The government will have to do much more than just revise a few laws to combat human-trafficking, the U.N. special rapporteur on the problem said Wednesday.

Sigma Huda, of the U.N. Commission on Human Rights, was in Tokyo on an unofficial visit to meet with nongovernmental groups, lawyers and government officials to learn more about Japan's antitrafficking steps.

"Trafficking is the grossest form of violation of human rights," the Bangladeshi told a news conference. It is "when you lose the control over your own self, when you lose your own dignity" and have no say as others make money off of you.

After the United States put Japan on a watch list in June 2004 for not getting tough on human-trafficking, the government beefed up measures to address the issue, including an addition to the Penal Code that took effect Tuesday that makes the offense punishable.

Huda said the government has taken a step in the right direction, but has not done much else.

"Trafficking is not only a law and order situation," Huda said.

"It is also a social and humanitarian issue."
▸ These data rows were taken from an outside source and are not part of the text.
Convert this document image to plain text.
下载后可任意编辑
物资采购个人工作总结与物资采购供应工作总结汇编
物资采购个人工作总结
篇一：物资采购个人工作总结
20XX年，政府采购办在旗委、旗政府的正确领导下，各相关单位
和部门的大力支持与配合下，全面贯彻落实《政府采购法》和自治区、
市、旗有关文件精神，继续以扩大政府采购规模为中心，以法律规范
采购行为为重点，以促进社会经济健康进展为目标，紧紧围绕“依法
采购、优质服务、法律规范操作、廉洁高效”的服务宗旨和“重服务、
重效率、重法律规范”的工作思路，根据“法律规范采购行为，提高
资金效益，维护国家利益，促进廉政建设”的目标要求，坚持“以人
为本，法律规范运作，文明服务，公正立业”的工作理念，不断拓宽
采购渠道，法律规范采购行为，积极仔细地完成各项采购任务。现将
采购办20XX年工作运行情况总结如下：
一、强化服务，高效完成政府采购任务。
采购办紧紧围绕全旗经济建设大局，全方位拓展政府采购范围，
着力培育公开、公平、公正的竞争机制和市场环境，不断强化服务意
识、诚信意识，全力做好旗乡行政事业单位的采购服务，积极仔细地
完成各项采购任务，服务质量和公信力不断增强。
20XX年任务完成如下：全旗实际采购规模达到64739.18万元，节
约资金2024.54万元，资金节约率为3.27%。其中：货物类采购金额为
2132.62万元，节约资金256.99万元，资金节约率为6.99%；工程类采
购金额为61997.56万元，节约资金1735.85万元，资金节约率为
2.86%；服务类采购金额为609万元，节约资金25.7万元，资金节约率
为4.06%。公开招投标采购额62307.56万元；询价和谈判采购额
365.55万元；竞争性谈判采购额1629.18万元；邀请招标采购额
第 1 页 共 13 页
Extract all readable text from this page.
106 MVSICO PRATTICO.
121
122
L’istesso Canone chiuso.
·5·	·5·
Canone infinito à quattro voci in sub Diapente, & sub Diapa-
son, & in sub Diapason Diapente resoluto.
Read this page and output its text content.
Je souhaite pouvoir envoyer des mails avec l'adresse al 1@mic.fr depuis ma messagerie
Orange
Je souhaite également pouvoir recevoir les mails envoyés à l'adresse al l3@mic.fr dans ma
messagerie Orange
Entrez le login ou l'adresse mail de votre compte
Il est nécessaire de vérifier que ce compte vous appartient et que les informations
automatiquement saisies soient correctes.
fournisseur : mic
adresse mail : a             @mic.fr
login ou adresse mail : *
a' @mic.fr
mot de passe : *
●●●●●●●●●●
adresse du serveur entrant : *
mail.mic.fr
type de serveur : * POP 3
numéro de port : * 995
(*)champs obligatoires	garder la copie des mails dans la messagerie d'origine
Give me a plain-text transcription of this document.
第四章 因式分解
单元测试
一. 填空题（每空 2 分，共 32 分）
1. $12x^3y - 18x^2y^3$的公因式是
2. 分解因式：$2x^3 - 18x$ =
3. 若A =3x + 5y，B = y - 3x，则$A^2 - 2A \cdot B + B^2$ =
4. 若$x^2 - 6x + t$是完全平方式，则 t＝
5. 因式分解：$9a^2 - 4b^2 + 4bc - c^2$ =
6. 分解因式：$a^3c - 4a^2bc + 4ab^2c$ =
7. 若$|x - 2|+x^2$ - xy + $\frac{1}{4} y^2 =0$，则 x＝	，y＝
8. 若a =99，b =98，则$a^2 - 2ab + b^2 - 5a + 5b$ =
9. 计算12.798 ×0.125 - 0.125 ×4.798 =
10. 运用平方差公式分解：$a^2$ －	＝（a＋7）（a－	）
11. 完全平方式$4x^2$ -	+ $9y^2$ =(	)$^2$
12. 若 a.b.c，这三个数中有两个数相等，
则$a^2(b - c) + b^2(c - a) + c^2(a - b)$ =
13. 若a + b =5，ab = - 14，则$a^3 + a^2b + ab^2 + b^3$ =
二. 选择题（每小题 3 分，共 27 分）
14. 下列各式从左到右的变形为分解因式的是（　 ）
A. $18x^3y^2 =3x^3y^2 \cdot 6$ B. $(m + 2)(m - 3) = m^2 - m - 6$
The U.N. investigator said she was shocked to hear several Japanese men at a Tokyo symposium the previous day condoning the existence of the sex industry, arguing that it is deep-rooted in Japanese culture.

Huda, who was to leave Japan on Thursday, said she hopes to make an official visit to Japan next year.

The special envoy is expected to submit a report on the situation of human-trafficking to U.N. Secretary General Kofi Annan next year.